A Fianna Fáil TD has questioned whether the SFI’s priorities are leaving many working in basic third-level research behind.
This week, Fianna Fáil’s science spokesperson James Lawless, TD, will submit a Bill to the Dáil that, if enacted, would cause a dramatic shift in where Science Foundation Ireland’s (SFI) funding actually goes.
According to The Irish Times, the Bill would restructure the SFI board, which would be required to have more academics “linked to a university/research institute whose primary interest/occupation is in the area of basic research”.

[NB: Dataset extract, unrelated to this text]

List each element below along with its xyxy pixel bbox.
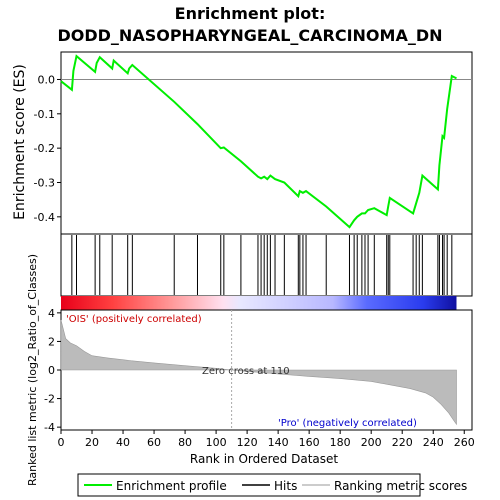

Lawless has said that those at the earliest stages of third-level research are being left behind in favour of more commercially attractive, later-stage research, and that the change in board structure would be necessary to break its membership, which comprises mostly corporate or industrial backgrounds.
The Industrial Development (Science Foundation Ireland) Amendment Bill 2018 would require the appointment of three industrialists and three academics to the SFI board, with the organisation’s purpose being not only to fund applied research, but to “promote, develop and assist the carrying out of oriented, basic research in strategic areas of opportunity for the State”.
Devoted role of chief scientific adviser
Lawless’s Bill would also require an independent reviewer in order to make sure that SFI is supporting all stages of academic research.
It is his belief that SFI’s shift to applied research in 2013 was the direct result of the 2008 recession, with the organisation becoming too focused on finding research with industrial applications.
While the country continues to enjoy top places in science with regard to global rankings such as those published by Thomson Reuters, Lawless argued that investment levels lag far behind many of our European neighbours.
Another noteworthy aspect of the Bill would be that the Government would appoint a chief scientific adviser separate from SFI who would have a presence in Cabinet.
SFI’s current director general, Prof Mark Ferguson, also holds the role of chief scientific adviser.
‘Young researchers must be empowered’
Commenting on the Bill’s introduction, University College Dublin’s assistant professor in science education, Dr Shane Bergin, welcomed the news, believing that Irish research funding needs to be rebalanced for ‘blue-sky research’.
“While narrowing our national research focus during the recession may have made sense, we must recognise that we are now in a different place,” Bergin said to Siliconrepublic.com.
“Research must look to impact Irish society and not just as an engine to create jobs. This means funding blue-sky research. It also means funding research in the humanities and the arts. In the modern era, I would think funding philosophers who are interested in ‘truth’ or ‘expertise’ to be as valid as next-generation computer chips.”
Bergin added, however, that the Bill does not address one of the greatest concerns for researchers: better working conditions.
“Young researchers must be empowered to fully contribute to the scientific community,” he said.
“At present, they are discouraged and they are only passively involved. Barriers to entry are too high, contracts are short-term, career trajectories are opaque, diversity of people is lacking and working conditions are poor.
“The curiosity, motivation, enthusiasm and fresh perspectives that young researchers bring can only be realised by reforming our research systems.”
SFI has been asked to comment on the Bill but, at the time of writing, has not responded.